The ominous, shearing creeaak isn’t, therefore, unexpected. Neither is the staccato-gunshot sounds of a large amount of ice abruptly fracturing and falling into the water. Fraser thinks that he hears a bark, but that thought and all his others are driven from his head like the breath is driven from his body as the water closes over him with a crash and begins to squeeze.
Cold doesn’t even begin to describe it. There don’t exist the words to describe the freezing-burning daggers that immediately assault his face and then, half a second later as his clothing soaks through, the whole of the rest of his body. Even though all his training-all his knowledge of accident procedure-are crying at him not to, Fraser can’t help but lose what little breath he has in a stream of rippling bubbles.
As fast as the cold has severed all of his voluntary nerves, preventing him from producing any kind of useful movement, it’s also shutting down his mind, so that all the emotion he can muster about his impending death is a detached apathy.
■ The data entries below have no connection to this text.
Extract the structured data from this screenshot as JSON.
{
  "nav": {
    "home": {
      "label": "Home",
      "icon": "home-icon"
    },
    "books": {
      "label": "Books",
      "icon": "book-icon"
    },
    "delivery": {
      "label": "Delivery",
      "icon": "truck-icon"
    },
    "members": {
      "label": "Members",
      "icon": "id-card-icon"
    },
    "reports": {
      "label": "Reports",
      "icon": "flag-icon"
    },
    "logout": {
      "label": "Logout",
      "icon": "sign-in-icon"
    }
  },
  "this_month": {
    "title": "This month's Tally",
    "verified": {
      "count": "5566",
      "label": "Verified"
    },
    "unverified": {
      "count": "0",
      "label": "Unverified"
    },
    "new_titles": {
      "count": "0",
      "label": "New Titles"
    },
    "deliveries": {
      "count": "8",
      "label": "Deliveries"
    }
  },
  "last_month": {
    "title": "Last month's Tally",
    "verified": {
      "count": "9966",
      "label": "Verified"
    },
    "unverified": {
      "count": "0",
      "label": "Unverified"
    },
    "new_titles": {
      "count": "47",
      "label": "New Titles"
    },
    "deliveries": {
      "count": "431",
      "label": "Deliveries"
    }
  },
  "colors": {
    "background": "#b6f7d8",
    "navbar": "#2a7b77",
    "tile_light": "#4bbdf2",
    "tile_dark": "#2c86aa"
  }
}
Something crashes into the water directly over his head. It kicks and flails at the side of his skull and then something has hold of a hank of his hair, half pulling it out as it yanks him to the surface. Fraser breaks through into the air and there’s something there, right in front of him, snapping and snarling. He reflexively takes a breath, then takes another as the thing clamps onto his right shoulder with strong jaws, awakening a sharp pain in his shoulder.
Fraser welcomes the pain, it washes back some of his consciousness. Enough to let him kick feebly, attempt to swim as his savior drags both of them to the shore and up onto the bank.
Even though he shouldn’t, Fraser can feel himself beginning to fall asleep, a combination of shock and hypothermia. He forces his eyes open and coughs at a sudden weight on his chest. He finds himself looking up at the long, streamlined nose of something that is at least half-wolf. After a long, long moment he recognizes it as the young husky cross that has been trailing after him ever since he rescued it from the mine.
It licks him, warm and wet, on one cheek and arranges itself next to him. Creaking sounds of snow announce the cautious approach of his sled team. Fraser lolls his head to one side and muzzily watches as they individually exchange tentative sniffs with his savior and then curl up around him.
Fraser lays on the snow, feels the body heat of the canines around him beginning to thaw his body enough that he’ll be able to move, to set up his camp, to live, and he stares up at the endless cloud-scribbled blue of the sky.